I retweeted the message and thus pushed it out to my own network of friends via Twitter and Facebook. Five minutes after that (and bear in mind, this is about 15 minutes after my original tweet), the Missourian posted a longer bulletin to their web site expanding on the information, including that they’d first heard the information from a “concerned citizen” on Twitter (that’s me, apparently) and provided confirmation that they’d verified the burn with MUPD dispatch.
So in 15-20 minutes, it went from citizen tweet to verified information on the Missourian web site. This is the anatomy of using social media to break citizen news in the age of Web 2.0. News outlets still feed the Web site as the ultimate destination, but the starting point comes from a stream of discussion, and in fact uses that stream of discussion to further push the content once it’s published.
This is the police scanner at work. Rather than listening to dispatch chatter for the cop or radio channels, news outlets can subscribe to a stream of chatter from citizens in their community and mine that data for news. While this was a minor piece of news in the scheme of things, imagine for a second the possibilities.
I hear all the time (and sometimes too often) that “this citizen journalism stuff” isn’t real news because it’s not trustworthy. Of course it’s not always trustworthy. That’s why we need professional journalism.
But Twitter and other social media sources of information present the same opportunity as a fire alarm or police scanner in that journalists can pick up bits of information, discern the news, make some calls, and push verified information into the stream of discussion for mass consumption. The principles set out in The Elements of Journalism don’t really change all that much: truth matters, and so do verification, independence, and talkback.

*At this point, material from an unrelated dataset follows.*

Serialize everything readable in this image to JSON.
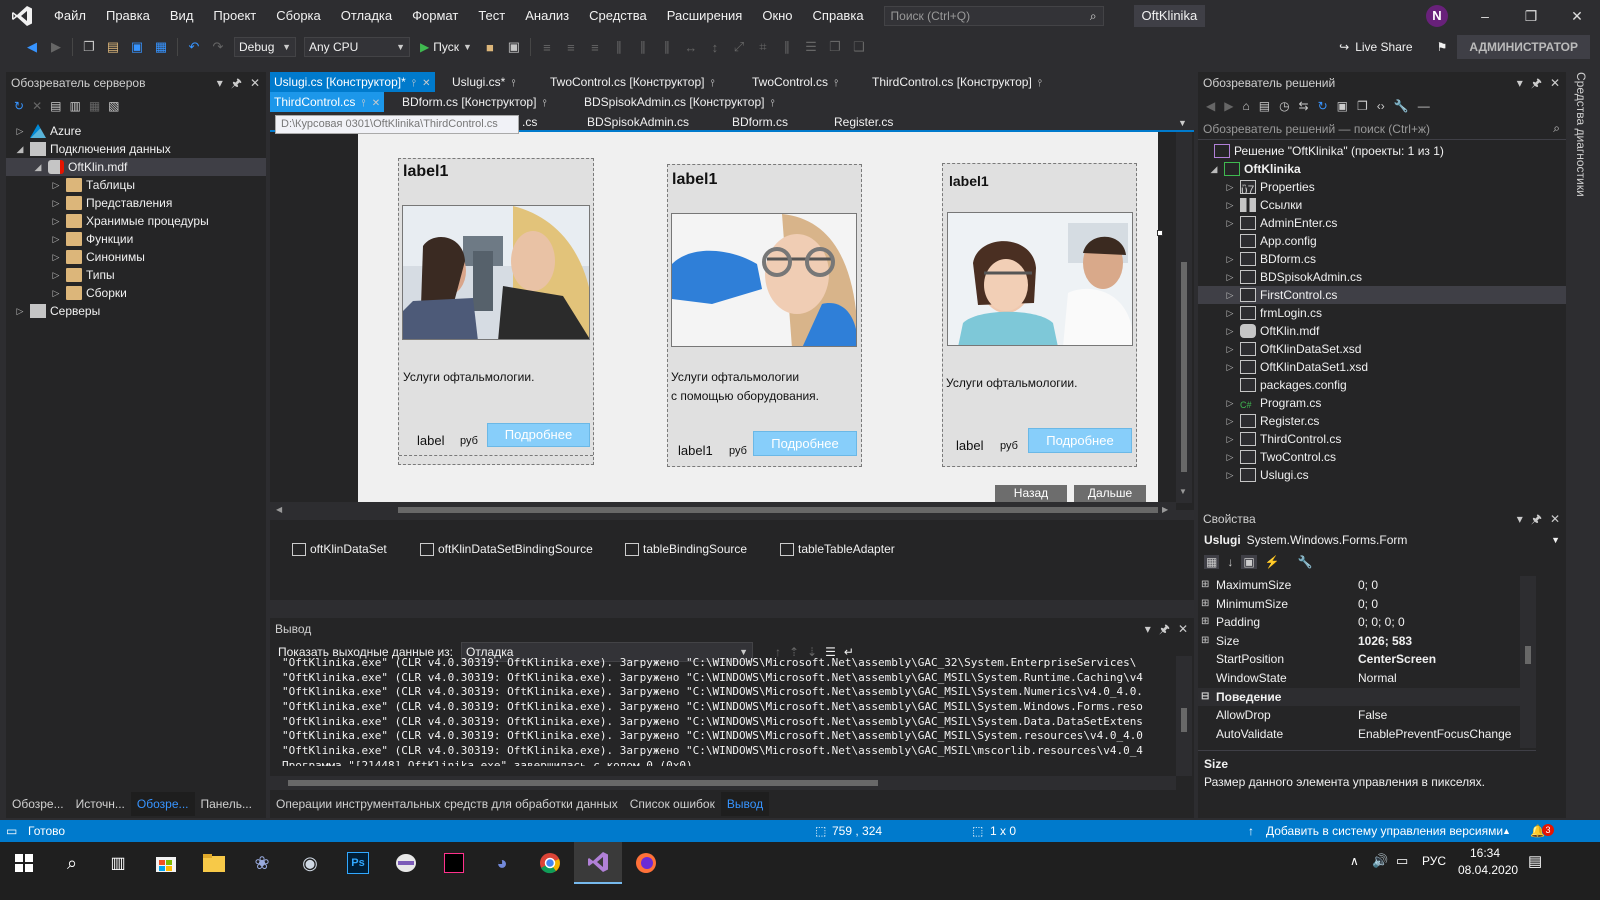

But the game itself has changed. This is not the journalist as agenda-setter. It is journalist as a hub connecting multitudes of spokes in the stream of civic discussion. It is this changing role that has a lot of my colleagues both in the industry and academy nervous.
To me, it’s a better evolution of stuff we already do, and it gives us a chance to do it better.
Update: An excellent blog post from Rob Weir at the Missourian gives you a look at the process from the Missourian side. My first reaction is that I’m reminded how even with all the technology in the world, it still takes journalists making decisions to make it all come together.